BRAD: How do you apply the information you collect in an interrogation?

MR. X: It depends. You walk in with goals. It also depends what the person had access to. Typically in Special Operations, it is about working our way through their network. Sometimes it’s getting to people who had hurt our people. Sometimes it’s about recruiting the detainee to go back out and work for us, i.e. “catch and release.” It depends.

BRAD: What are the traits that would intrinsically make someone a good interrogator?

MR. X: A good interrogator is a curious and empathetic person. The more intelligent the interrogator, the better. Former analytical experience helps a person “in the booth” because you spend less time having to be fed questions. Aggressiveness and a strong sense of self are also a plus. Finally, mission focus is a huge factor in the make-up of a good interrogator. Interrogating gets mentally exhausting, and if you’re off your game and a smart detainee sees that…you’re done. That’s a huge waste particularly considering everything that likely went into capturing that person.

BRAD: Is there training for an interrogator/what does it consist of?

MR. X: Each military service has its own training. I was schooled by the Marine Corps. I am partial to Marine selection and training of interrogators. There were so few Marine Interrogators; it was a guarded priesthood of sorts. It was the most difficult training I had ever had because there was no room for error. Sleep deprivation was a big part of that training.
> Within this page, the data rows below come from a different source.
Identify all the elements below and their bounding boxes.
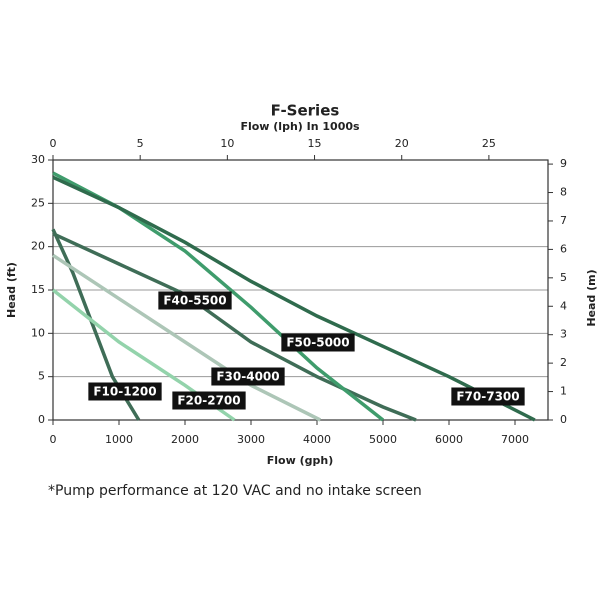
y2-tick-label: 5 [560, 271, 567, 284]
series-line [52, 175, 536, 422]
x-tick-label: 5000 [369, 433, 397, 446]
x-tick-label: 7000 [501, 433, 529, 446]
x2-tick-label: 15 [308, 137, 322, 150]
x2-tick-label: 0 [50, 137, 57, 150]
y2-tick-label: 9 [560, 157, 567, 170]
series-label: F20-2700 [177, 394, 240, 408]
x2-tick-label: 10 [220, 137, 234, 150]
x2-axis-label: Flow (lph) In 1000s [240, 120, 360, 133]
x-tick-label: 6000 [435, 433, 463, 446]
chart-title: F-Series [271, 102, 340, 120]
x-axis-label: Flow (gph) [267, 454, 333, 467]
series-label-box [211, 367, 285, 386]
series-label-box [281, 333, 355, 352]
x-tick-label: 0 [50, 433, 57, 446]
x-tick-label: 2000 [171, 433, 199, 446]
series-label: F10-1200 [93, 385, 156, 399]
x-tick-label: 1000 [105, 433, 133, 446]
series-label: F50-5000 [286, 336, 349, 350]
series-label-box [88, 382, 162, 401]
y-tick-label: 0 [38, 413, 45, 426]
series-label-box [158, 291, 232, 310]
y-tick-label: 25 [31, 196, 45, 209]
y2-tick-label: 2 [560, 356, 567, 369]
series-label: F30-4000 [216, 370, 279, 384]
x2-tick-label: 5 [137, 137, 144, 150]
y2-tick-label: 8 [560, 186, 567, 199]
y-tick-label: 20 [31, 240, 45, 253]
y-tick-label: 10 [31, 326, 45, 339]
y2-tick-label: 6 [560, 242, 567, 255]
y-tick-label: 15 [31, 283, 45, 296]
y2-axis-label: Head (m) [585, 269, 598, 326]
x2-tick-label: 20 [395, 137, 409, 150]
y2-tick-label: 7 [560, 214, 567, 227]
y-tick-label: 30 [31, 153, 45, 166]
x-tick-label: 3000 [237, 433, 265, 446]
y2-tick-label: 1 [560, 385, 567, 398]
y2-tick-label: 4 [560, 299, 567, 312]
series-label: F70-7300 [456, 390, 519, 404]
x2-tick-label: 25 [482, 137, 496, 150]
x-tick-label: 4000 [303, 433, 331, 446]
y2-tick-label: 0 [560, 413, 567, 426]
series-label-box [451, 387, 525, 406]
series-line [52, 232, 417, 422]
series-line [52, 253, 322, 422]
y-axis-label: Head (ft) [5, 262, 18, 318]
footnote: *Pump performance at 120 VAC and no inta… [48, 483, 422, 499]
y-tick-label: 5 [38, 370, 45, 383]
y2-tick-label: 3 [560, 328, 567, 341]
series-label-box [172, 391, 246, 410]
series-label: F40-5500 [163, 294, 226, 308]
You learn all the questioning techniques until you know them inside and out. By the end, you can weave through them with the grace of a Jedi Knight doing swordplay. We even made our own Interrogator Notebooks like a Jedi makes their own light saber. So over a few months, we studied everything from law to report writing and did hundreds of interrogations. The better you were, the less you slept. That’s where mission focus plays a big part. That’s why I think Marines make superior interrogators.

BRAD: What are some tips my readers can use in extracting information from subjects in their daily lives – whether from colleagues at the office or from children at home?
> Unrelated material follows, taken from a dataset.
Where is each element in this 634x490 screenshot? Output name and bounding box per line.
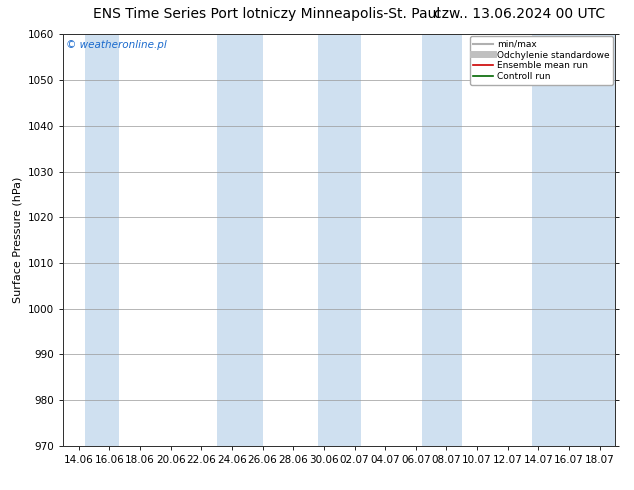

MR. X: Well, you aren’t supposed to game your family and friends. It’s manipulation and you can become a psychopath if you go down that road. I guess if you really need to know if your spouse, kid or co-worker is lying, focus on the details. Your kid says, “Little Johnny told me.” Okay. Where were you both when he told you? What was he wearing? What was his demeanor like? What kind of car was he driving? Etc. Then wait a little bit. Take the questioning somewhere else and then come back to those questions.

Real stories have emotions and impressions in them. Feelings and thoughts should be interwoven with a real story. It’s the human experience. There are the “I wish I had said that” feelings that sometimes come out as part of the story, but just ask, “What did s/he do when you said that?” and you’ll see a momentary disc spinning as they “compute” an answer. It may last for a fraction of a second but you’ll see it. Caution. If your spouse, friends and kids feel you working them, you’ll be hard pressed to gain their trust back again.

BRAD: I have to ask, what is your favorite Brad Thor novel, and why?

MR. X: I like the Athena Project because of all the fantastic conspiracy theory stuff. What’s better than teleporting Nazis?

BRAD: Do you relate to Scot Harvath in any specific ways?

MR. X: I think a lot of people in Intelligence and Special Ops do these days. Scot Harvath seems to be on the outside a lot and left to his own devices. I relate to that. He maintains his integrity in a corrupt and diseased Roman Empire, which I relate to. Eventually though, we kind of see the light and hang it up so we can focus on mending our psyches and families. Scot seems to hang in there, though. That’s the fiction bit I suppose.